The man glared at him, then looked away, shamed to be found so helpless. “Mesuch,” he said after a moment. His voice was hoarse and full of a violence he couldn’t let out any other way. “That thing you call a stunner. They took the cutters.” He wriggled closer to Kurz. “Turn us loose. They said they coming back for us. Turn us loose.”

“Before I do, explain him.” He pointed at a man who lay in a huddle next to some bushes, his face contorted, drying foam on his mouth and chin.
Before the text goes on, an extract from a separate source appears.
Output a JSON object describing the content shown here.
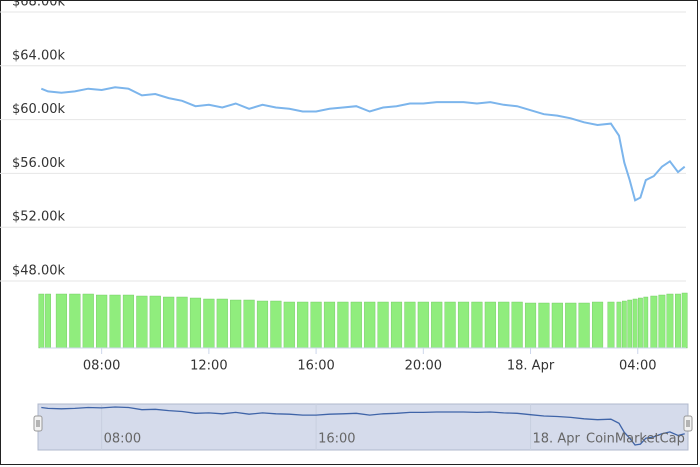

The chorek’s throat twitched. He still wouldn’t look at Kurz. He didn’t say anything until Kurz turned and made as if he were going to walk away. “They wanted to know about you.” The words came out in a hurried mumble. “The woman wanted to know why we were here, where we got the cutters, where you’d got to.”

“I see.”

“Garv din’t tell her nothing. She put some kind of poison in him, but he din’t tell. He’s dead, in’t he.”

“Oh, yes,” he said. And you’re a liar. Babble of some kind, he talked his fool head off before it got him. He unclipped the cutter and sliced through the chorek’s neck. Ignoring their struggles, screams, and pleading, he killed the rest of the bound men, then trudged off for the miniskip. Put any one of these grubs under a verifier and what they’d say would be very bad for Chandava. Which meant he had to follow the flier and do the same with the rest of the choreks the woman stunned. It wasn’t pleasant work, but it had to be done.

His plan for the multiple invasion of the Vale was as dead now as those choreks were going to be. Underneath his calm mask he was angry, he wanted that Harp player dead. He was impatient with the need to finish the choreks, he wanted to start the stalk now, but he didn’t dare. If he failed, Hunnar and Jilet would fall, his family with them. He couldn’t afford anger at Hunnar or any High Jilet, so he channeled it all onto the Harper’s head.